5. If You Give Bill Belichick Two Weeks. . . Yes, I've written before that he probably could map out a plan to take al-Qaeda and perhaps even find Osama bin Laden. Somehow, some way, Belichick will figure out how to exploit the Giants' overmatched secondary. He will pick on the backups and particularly R.W. McQuarters and try to have a field day. That's what they'll try to do, but. . .

6. If the Giants Control the Ball the Way They Did Against Green Bay. . .they will make the linebacking corp of New England (sans Adalius Thomas, who isn't that old) look ready for retirement.

7. Is Eli Manning a Championship Quarterback? Absolutely. He's been mistake-free in the post-season and has played like a champion. I'd like to call out the sometimes sagacious Howard Eskin of WIP Radio in Philadelphia who, like me, has in his DNA a chip on his shoulder about NY teams (perhaps because NY fans usually condescend or diss Philadelphia). Eskin didn't think that Manning played that well against Green Bay and knocked his completion percentage. King, remember this -- the Giants dropped a lot of balls on Sunday. Eli was right on, and, yes, he outplayed Brett Favre.

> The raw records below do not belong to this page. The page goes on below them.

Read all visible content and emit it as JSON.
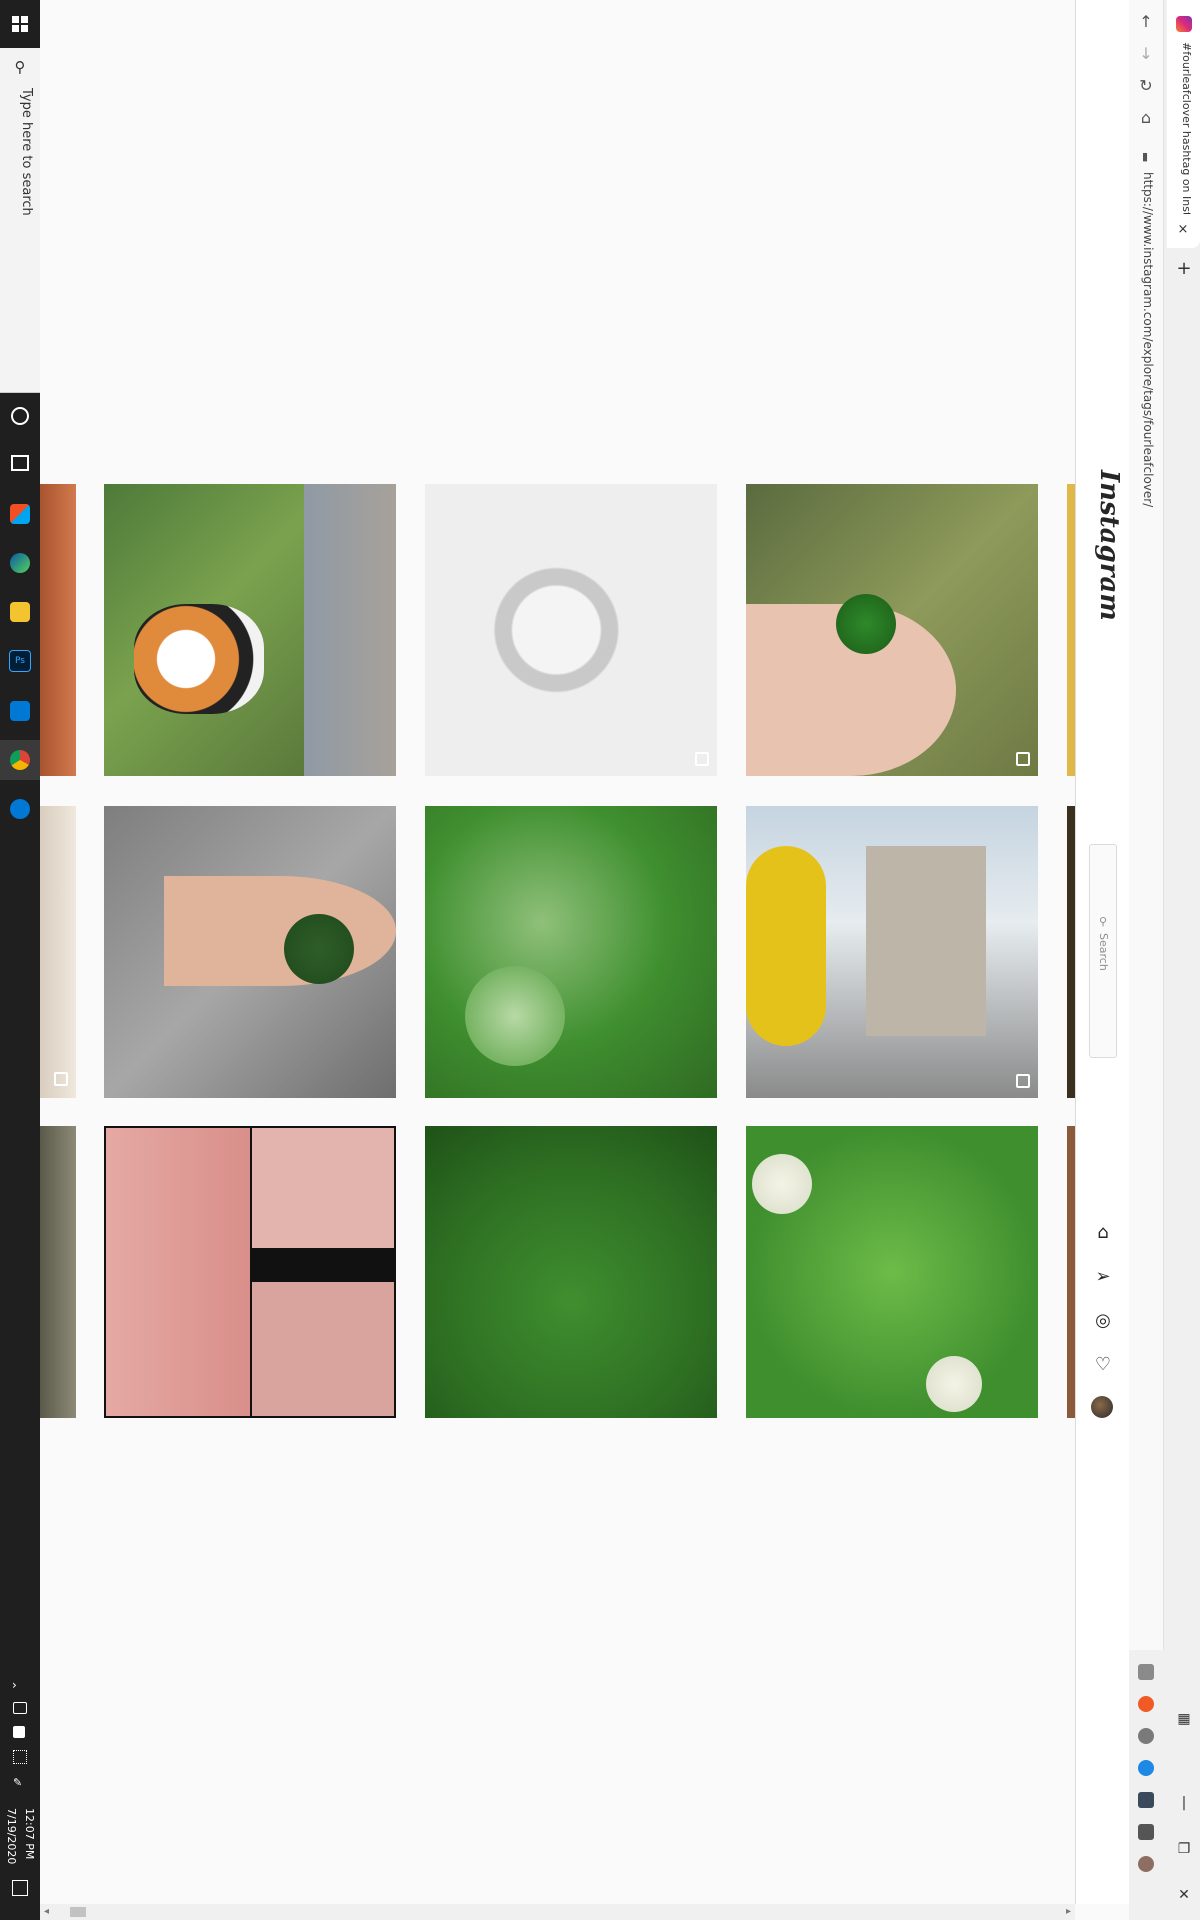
{
  "taskbar": {
    "search_placeholder": "Type here to search",
    "icons": [
      "cortana-icon",
      "task-view-icon",
      "store-icon",
      "edge-icon",
      "file-explorer-icon",
      "photoshop-icon",
      "outlook-icon",
      "chrome-icon",
      "settings-icon"
    ],
    "photoshop_label": "Ps",
    "time": "12:07 PM",
    "date": "7/19/2020"
  },
  "browser": {
    "tab_title": "#fourleafclover hashtag on Insta",
    "url": "https://www.instagram.com/explore/tags/fourleafclover/",
    "new_tab_label": "+",
    "tab_close_label": "×"
  },
  "instagram": {
    "logo": "Instagram",
    "search_placeholder": "Search",
    "nav_icons": [
      "home-icon",
      "direct-icon",
      "explore-icon",
      "activity-icon",
      "profile-avatar"
    ]
  },
  "colors": {
    "taskbar_bg": "#1f1f1f",
    "content_bg": "#fafafa",
    "header_bg": "#ffffff",
    "border": "#dbdbdb",
    "clover_green": "#3f8f2f",
    "tattoo_pink": "#e0a8a8"
  },
  "grid": {
    "tiles": [
      "Cat among wildflowers",
      "Pearl ring",
      "Hand holding four leaf clover",
      "Hand holding clover leaf",
      "Clover patch close-up",
      "Yellow Submarine on street",
      "Tattoo collage",
      "Clover field",
      "Clover with white flowers"
    ]
  }
}
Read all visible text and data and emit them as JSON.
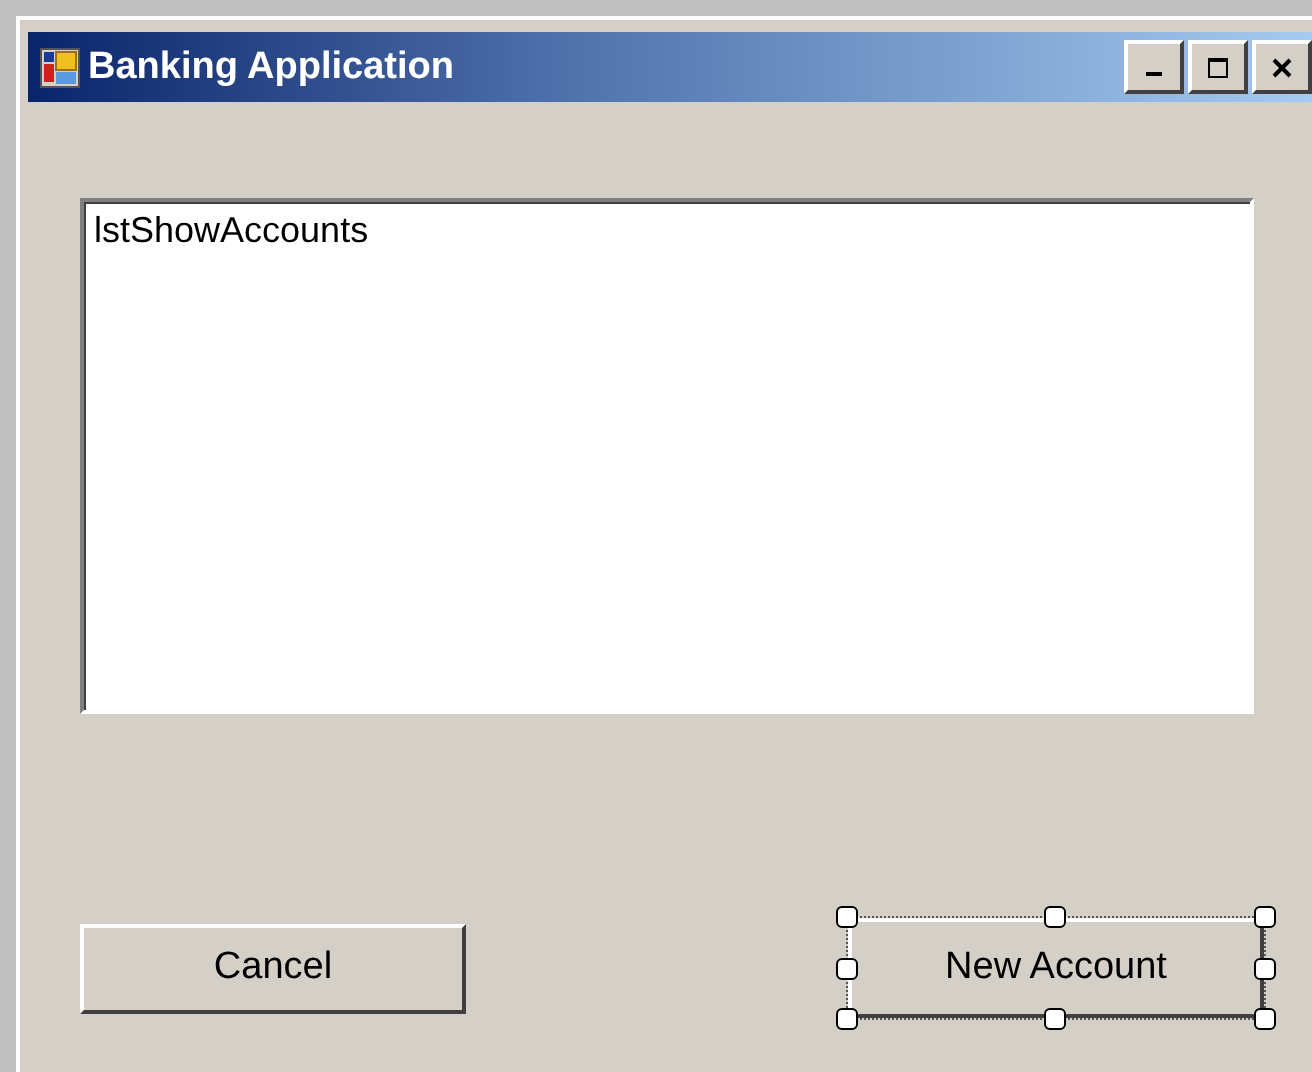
{
  "window": {
    "title": "Banking Application"
  },
  "listbox": {
    "items": [
      "lstShowAccounts"
    ]
  },
  "buttons": [
    {
      "label": "Cancel",
      "selected": false
    },
    {
      "label": "New Account",
      "selected": true
    }
  ]
}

8. What Will Happen in the Super Bowl? Who knows? Suffice it to say that the double-digit spread exists because of New England's experience, respect for Belichick's having two weeks to prepare, questions about the Giants' secondary and the fact that Tom Brady is due to play better than he has recently and Eli Manning is probably due to play worse. Still, the Giants' line play on both sides of the ball has been outstanding, and you win it in the trenches in the NFL. If the Giants' D-line continues to surge and put pressure on the QB, anything can happen. Not only can the Giants cover, they can win.

1 Comments:

Anonymous Phil the Brit said...

Prof

Watching the Giants at work on Sunday night, I drew many of the conclusions you did.

Remember Super Bowl XXV against the Bills? The Giants kept the ball for forty minutes of the sixty in that game too to squeak out a one-point win.

Back then it was the Bills who were the offensive powerhouse, the hare to the Giants' tortoise.

Can history repeat itself? I think it can, with Otis Anderson reincarnated as Brandon Jacobs.

Whilst Jacobs' longest run all night might be five yards, his shortest will be three, and the Patriots will have to hit him hard on every play.

If Eli can do just enough to convert on third down and avoid turning the ball over, the tortoise will have its day once again.